Brown was also one of the more vocal Celtics players throughout the season, but not in the bad way that caused all those aggressive eye rolls among green teamers. In late January, as Irving continued to shout about the team's lack of experience following another disheveled loss, Brown made it clear that all those public critiques weren't doing the team any good.
"We've just got to have each other's backs at the end of the day. We can't make comments, we can't point fingers. We just have to continue to empower each other and have each other's backs," Brown said at the time, standing up to Irving's ongoing war on Boston's young players.
Brown is still growing, but he's showing signs of developing into one of Boston's leaders and a great spokesman for the NBA. With his Summer League days over, Brown hosted an event to teach the league's newest players what life in the NBA was like. He was named Vice President of the Players' Association's Executive Committee in February, and has said he hopes to one day be the head honcho of the NBPA.
There is still a lot of areas that Brown needs to grow, both as a player and a leader. He knows this. But he's always eager to learn, whether it's about the world of basketball or the world of... well just about anything and everything. Whether it's hoop talk or not, he's soaking up whatever advice anyone is willing to give him.
"I take notes and learn from a lot of guys. I learn from Al [Horford], I learn from Kyrie. I learn from guys who have the keys in our organization," he said. "One day, if I ever get to that position, I want to be prepared. I continue to work and continue to learn from the older guys, and I appreciate them for everything they taught me this year."
If he's learned anything these last three years, it's that it pays to be prepared. Prepared for a demotion. Prepared for fans to call for your head when you struggled. Prepared for disappointment.

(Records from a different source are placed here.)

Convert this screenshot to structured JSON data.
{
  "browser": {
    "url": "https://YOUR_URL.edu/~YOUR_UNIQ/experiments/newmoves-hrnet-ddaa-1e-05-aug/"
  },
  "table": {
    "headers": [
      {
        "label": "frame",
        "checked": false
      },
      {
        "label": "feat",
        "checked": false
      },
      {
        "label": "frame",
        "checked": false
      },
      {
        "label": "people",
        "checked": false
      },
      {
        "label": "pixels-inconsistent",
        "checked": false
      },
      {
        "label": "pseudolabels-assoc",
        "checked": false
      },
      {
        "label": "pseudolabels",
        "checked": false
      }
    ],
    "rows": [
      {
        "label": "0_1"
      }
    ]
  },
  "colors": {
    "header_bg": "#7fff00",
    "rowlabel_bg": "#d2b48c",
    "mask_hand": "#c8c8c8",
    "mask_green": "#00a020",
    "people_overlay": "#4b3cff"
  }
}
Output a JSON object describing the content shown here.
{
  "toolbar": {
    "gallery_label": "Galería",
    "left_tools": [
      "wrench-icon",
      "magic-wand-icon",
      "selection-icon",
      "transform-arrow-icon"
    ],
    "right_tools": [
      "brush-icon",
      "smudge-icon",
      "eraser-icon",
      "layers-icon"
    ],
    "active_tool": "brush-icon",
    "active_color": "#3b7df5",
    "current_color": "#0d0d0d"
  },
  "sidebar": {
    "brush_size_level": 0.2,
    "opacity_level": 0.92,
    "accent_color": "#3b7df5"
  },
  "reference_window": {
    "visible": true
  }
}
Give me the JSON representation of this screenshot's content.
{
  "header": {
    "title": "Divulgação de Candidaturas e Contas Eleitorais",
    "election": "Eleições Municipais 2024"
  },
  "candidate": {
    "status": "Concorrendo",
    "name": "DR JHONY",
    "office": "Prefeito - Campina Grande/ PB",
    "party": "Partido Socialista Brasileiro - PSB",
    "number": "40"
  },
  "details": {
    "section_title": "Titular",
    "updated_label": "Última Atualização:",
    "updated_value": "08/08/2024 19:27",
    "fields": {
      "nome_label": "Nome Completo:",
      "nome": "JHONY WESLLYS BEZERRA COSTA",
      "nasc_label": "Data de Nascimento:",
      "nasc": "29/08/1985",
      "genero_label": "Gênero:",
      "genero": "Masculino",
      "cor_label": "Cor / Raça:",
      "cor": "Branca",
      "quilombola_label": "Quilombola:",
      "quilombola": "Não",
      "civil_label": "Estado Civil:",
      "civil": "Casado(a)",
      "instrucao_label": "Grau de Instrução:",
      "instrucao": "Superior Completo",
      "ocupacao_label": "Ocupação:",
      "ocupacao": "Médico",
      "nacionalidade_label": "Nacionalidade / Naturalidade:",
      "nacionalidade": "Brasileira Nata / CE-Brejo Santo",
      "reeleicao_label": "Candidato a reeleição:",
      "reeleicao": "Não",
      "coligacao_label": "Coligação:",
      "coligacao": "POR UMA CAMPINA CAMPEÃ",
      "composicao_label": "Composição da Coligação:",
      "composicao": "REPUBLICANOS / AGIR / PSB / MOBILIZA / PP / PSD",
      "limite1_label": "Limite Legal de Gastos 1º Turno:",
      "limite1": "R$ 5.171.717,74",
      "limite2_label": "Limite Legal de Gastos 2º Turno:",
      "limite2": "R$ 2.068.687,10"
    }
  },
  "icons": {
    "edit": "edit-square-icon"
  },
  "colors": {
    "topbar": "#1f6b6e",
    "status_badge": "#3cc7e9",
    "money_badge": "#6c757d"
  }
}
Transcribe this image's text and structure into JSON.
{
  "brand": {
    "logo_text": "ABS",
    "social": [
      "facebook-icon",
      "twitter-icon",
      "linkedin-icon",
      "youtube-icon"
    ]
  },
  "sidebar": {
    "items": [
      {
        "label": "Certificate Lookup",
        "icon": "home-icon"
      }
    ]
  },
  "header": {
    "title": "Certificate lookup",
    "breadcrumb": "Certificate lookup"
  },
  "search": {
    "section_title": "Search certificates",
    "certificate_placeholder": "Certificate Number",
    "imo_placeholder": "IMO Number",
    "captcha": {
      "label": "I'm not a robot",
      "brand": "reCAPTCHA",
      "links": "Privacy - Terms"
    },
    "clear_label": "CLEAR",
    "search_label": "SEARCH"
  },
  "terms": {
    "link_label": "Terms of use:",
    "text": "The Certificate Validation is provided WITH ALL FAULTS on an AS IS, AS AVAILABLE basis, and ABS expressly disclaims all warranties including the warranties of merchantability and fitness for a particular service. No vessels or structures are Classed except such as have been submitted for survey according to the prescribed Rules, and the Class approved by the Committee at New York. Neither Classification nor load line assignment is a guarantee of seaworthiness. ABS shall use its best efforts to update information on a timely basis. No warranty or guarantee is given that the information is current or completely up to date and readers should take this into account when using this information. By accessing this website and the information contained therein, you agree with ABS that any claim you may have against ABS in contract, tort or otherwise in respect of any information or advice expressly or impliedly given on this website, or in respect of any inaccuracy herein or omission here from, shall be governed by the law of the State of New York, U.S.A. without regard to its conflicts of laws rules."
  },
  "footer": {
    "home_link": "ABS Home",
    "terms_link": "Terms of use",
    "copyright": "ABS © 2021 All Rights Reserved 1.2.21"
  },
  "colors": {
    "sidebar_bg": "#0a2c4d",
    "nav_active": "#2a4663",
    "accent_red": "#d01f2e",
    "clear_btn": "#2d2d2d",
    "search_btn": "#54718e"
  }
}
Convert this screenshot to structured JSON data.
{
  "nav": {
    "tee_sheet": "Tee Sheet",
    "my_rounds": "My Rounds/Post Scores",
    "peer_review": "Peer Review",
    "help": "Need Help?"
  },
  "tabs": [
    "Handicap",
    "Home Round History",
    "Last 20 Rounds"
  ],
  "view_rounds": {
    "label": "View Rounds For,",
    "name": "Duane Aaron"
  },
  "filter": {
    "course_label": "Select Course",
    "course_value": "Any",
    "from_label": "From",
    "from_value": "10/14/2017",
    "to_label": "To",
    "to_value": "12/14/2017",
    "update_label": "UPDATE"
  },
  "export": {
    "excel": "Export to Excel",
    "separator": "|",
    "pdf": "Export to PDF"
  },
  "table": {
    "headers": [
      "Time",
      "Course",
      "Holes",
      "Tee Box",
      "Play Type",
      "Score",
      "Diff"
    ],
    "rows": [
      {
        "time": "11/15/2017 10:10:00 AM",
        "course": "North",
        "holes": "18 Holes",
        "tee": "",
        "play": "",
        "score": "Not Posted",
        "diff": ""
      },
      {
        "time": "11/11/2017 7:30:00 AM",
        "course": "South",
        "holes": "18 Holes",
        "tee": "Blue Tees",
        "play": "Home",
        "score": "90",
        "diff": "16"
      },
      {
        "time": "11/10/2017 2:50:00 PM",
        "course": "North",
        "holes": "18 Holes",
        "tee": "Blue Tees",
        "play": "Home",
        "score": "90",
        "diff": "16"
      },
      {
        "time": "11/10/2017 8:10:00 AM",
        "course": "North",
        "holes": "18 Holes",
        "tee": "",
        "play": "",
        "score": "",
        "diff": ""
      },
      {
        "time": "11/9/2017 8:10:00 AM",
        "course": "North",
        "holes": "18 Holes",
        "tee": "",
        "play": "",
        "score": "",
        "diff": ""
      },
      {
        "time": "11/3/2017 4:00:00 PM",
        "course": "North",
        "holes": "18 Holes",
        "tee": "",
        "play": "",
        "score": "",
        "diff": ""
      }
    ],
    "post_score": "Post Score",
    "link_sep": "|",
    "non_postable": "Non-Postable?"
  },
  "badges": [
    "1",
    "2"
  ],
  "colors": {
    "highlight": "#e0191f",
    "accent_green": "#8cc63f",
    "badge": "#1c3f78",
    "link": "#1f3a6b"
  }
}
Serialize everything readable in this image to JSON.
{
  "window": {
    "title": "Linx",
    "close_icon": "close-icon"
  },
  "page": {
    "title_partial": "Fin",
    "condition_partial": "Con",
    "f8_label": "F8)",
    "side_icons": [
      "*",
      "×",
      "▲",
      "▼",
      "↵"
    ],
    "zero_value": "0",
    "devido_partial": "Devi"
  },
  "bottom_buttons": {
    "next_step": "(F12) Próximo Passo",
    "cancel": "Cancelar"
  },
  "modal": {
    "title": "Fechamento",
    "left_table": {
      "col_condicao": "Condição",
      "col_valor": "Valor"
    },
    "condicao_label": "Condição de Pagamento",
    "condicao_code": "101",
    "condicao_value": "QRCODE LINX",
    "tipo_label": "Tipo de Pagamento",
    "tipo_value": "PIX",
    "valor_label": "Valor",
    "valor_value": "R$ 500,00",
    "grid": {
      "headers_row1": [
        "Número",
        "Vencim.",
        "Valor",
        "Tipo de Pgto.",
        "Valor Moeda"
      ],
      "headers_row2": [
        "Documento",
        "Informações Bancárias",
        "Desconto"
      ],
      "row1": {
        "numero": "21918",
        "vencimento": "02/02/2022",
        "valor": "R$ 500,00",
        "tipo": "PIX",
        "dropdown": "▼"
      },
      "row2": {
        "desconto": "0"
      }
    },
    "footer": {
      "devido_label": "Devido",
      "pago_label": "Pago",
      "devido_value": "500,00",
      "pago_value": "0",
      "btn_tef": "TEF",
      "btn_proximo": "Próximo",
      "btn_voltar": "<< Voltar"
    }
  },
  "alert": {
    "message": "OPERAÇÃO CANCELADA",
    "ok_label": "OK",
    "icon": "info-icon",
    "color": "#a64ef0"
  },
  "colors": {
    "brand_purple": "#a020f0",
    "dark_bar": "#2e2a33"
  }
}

That was not the case at the beginning of the season, and it led to Brown's slow start. Brown, and many other Celtics players, had their eyes on success they hadn't achieved yet, and not on how to actually attaining it. Now with the season over far sooner than anyone wanted, he's ready to do whatever it takes over the next four months and beyond to make sure it doesn't happen again next year.
There are a lot of questions surrounding the Celtics this offseason. Kyrie Irving likely won't be back, and if he is, there's a good chance most of Boston's young core won't be. But Brown is ready for anything, and if he is one of the building blocks of the Celtics future, he's shown that he'll just keep getting better and better with time.